At 1149 GMT, the FTSEurofirst 300 index of top
European shares was up 0.2 percent at 1,273.42 points, taking a
breather following a 6 percent slide in the past two weeks.
The selloff - the index's sharpest retreat in seven months -
was spurred by jitters over the impact of reduced stimulus from
the U.S. Federal Reserve on emerging market assets as well as
tepid U.S. and Chinese manufacturing data.
Technical charts showed the FTSEurofirst reaching 'oversold'
levels after the two-week slump, with its relative strength
indexes (RSIs) approaching 30.
"Technically, the market is clearly 'oversold', and
investors should be rushing in. But the problem is: the global
economic recovery that everyone was betting on just a few weeks
ago doesn't seem to be as smooth as expected," said Jeanne
Asseraf-Bitton, head of global cross-asset Research at Lyxor
"This year will be a year of transition from a
liquidity-driven market to one driven by fundamentals. But with
question marks now on the outlook for growth, and with a bit
less liquidity, the road could be bumpy."

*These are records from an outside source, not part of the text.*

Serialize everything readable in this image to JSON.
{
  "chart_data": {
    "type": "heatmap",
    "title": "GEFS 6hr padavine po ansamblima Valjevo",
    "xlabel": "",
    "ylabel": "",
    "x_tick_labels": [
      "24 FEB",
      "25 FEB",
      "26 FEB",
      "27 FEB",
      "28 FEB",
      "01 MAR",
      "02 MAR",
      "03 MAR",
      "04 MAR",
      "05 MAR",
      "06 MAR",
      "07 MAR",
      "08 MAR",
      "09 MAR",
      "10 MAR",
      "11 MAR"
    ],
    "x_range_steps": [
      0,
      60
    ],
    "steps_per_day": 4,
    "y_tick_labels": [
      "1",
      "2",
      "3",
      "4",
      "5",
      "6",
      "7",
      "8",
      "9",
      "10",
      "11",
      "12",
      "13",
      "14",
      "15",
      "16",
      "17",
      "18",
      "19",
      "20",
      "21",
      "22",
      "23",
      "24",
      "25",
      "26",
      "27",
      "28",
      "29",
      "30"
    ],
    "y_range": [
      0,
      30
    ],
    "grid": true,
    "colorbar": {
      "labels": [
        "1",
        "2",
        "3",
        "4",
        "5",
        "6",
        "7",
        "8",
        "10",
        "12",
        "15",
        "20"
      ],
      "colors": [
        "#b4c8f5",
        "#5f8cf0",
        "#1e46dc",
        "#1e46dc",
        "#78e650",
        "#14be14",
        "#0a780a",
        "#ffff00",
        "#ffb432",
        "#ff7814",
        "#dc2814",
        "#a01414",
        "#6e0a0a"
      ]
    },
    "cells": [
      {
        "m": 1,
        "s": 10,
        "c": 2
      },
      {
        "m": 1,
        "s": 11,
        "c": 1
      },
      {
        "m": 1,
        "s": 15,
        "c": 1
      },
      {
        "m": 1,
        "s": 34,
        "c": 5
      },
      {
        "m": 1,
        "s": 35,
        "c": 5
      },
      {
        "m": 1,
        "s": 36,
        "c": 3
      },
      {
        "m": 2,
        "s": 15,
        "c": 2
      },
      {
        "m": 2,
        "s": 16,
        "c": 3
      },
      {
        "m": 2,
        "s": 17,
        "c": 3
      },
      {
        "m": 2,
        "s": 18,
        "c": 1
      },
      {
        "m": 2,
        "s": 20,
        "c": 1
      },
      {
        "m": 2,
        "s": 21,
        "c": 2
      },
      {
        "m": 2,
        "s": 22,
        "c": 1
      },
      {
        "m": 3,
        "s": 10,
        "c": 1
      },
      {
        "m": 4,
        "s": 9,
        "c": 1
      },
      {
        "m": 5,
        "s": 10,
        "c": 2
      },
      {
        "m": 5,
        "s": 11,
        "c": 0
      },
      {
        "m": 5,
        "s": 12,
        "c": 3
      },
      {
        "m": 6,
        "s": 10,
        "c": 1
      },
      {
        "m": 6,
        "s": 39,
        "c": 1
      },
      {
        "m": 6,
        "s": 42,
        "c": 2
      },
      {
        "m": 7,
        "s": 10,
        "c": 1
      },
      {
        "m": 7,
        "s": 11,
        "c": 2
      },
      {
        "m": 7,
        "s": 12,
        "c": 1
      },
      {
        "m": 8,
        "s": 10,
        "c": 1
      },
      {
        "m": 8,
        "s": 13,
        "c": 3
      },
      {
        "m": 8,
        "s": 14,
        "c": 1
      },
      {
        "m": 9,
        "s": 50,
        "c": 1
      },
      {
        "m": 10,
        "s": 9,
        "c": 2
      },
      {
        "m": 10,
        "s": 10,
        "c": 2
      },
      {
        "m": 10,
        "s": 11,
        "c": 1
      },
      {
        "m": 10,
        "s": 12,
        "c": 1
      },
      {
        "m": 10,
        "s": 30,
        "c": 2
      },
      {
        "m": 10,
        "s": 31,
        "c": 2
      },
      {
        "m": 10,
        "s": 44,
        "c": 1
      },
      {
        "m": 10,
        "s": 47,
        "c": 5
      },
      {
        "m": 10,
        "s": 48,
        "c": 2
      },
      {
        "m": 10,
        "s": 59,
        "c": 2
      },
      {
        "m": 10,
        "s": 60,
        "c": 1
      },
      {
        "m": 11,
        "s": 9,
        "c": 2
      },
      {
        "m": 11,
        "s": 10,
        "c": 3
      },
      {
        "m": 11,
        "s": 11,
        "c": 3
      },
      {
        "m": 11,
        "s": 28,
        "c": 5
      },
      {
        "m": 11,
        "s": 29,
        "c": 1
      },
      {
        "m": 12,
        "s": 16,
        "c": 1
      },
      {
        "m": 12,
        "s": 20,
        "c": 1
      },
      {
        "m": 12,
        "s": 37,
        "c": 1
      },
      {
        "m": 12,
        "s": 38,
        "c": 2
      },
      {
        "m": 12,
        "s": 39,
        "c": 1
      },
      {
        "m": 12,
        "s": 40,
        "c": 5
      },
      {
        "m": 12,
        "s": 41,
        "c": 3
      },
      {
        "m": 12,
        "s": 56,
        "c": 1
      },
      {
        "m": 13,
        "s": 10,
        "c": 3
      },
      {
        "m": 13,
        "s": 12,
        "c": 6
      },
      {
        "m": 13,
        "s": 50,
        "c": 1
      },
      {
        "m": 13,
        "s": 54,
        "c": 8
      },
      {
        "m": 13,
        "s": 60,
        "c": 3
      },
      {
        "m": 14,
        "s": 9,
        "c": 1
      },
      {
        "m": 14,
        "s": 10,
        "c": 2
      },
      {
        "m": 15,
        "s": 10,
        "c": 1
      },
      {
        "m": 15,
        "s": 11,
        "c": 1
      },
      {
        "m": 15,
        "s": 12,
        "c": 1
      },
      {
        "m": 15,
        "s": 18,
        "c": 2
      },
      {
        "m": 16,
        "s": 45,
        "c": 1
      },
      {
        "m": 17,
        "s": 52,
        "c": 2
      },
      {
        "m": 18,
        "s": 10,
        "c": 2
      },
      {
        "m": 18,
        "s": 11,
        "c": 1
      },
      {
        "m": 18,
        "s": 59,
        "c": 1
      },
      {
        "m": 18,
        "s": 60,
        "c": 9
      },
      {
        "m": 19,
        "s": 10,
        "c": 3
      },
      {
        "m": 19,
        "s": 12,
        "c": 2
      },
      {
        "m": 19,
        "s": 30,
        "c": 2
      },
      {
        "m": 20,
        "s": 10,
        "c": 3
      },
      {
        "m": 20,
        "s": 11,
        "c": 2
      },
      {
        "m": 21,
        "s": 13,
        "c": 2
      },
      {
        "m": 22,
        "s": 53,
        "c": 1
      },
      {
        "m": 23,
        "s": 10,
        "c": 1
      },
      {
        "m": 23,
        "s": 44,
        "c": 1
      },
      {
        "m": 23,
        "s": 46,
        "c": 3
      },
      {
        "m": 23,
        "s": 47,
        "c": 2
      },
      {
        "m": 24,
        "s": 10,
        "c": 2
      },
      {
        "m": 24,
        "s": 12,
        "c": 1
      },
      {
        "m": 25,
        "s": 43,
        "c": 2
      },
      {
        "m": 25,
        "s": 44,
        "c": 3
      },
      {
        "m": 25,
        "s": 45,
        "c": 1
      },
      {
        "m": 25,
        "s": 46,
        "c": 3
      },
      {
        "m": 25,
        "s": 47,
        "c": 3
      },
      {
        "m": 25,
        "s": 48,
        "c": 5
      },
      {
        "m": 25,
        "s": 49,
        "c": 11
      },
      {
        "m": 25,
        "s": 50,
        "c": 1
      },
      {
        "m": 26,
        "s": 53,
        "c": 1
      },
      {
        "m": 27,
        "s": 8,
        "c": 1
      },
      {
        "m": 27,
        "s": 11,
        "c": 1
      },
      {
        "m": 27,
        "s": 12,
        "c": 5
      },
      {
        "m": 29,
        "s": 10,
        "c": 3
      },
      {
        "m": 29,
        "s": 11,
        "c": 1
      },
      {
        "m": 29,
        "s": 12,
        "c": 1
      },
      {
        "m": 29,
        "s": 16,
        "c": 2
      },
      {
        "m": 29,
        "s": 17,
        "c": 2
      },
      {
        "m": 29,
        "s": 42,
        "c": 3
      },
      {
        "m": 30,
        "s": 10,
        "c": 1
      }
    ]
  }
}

Investors were reluctant to take new positions before the
European Central Bank's monetary policy decision and news
conference on Thursday, and Friday's monthly U.S. job data.
According to a Reuters' poll of economists, nonfarm payrolls
are expected to have increased by 185,000 last month, bouncing
back from a three-year low in January, which could ease
investors' worries about the pace of economic growth in the
world's biggest economy.
Around Europe, UK's FTSE 100 index was up 0.2
percent, Germany's DAX index down 0.04 percent, and
France's CAC 40 up 0.3 percent. The euro zone's
blue-chip Euro STOXX 50 index was up 0.2 percent.
Swiss watch maker Swatch featured among the top
gainers, up 4.2 percent after posting a strong rise in 2013
profits and saying it expected healthy growth this year.
The overall earnings picture remained mixed, however, with
Syngenta falling 4.2 percent after the world's largest
maker of crop chemicals reported a drop in profit for last year.
Unibail-Rodamco fell 2.1 percent after Europe's
largest property group's profit outlook disappointed investors.
with its medium-term profit outlook.
"Earnings growth in Europe has been negative over the last
two years. If earnings do not improve during the next months,
2014 will prove to be a difficult year for the stock market,"
said Koen De Leus, senior economist at KBC, in Brussels.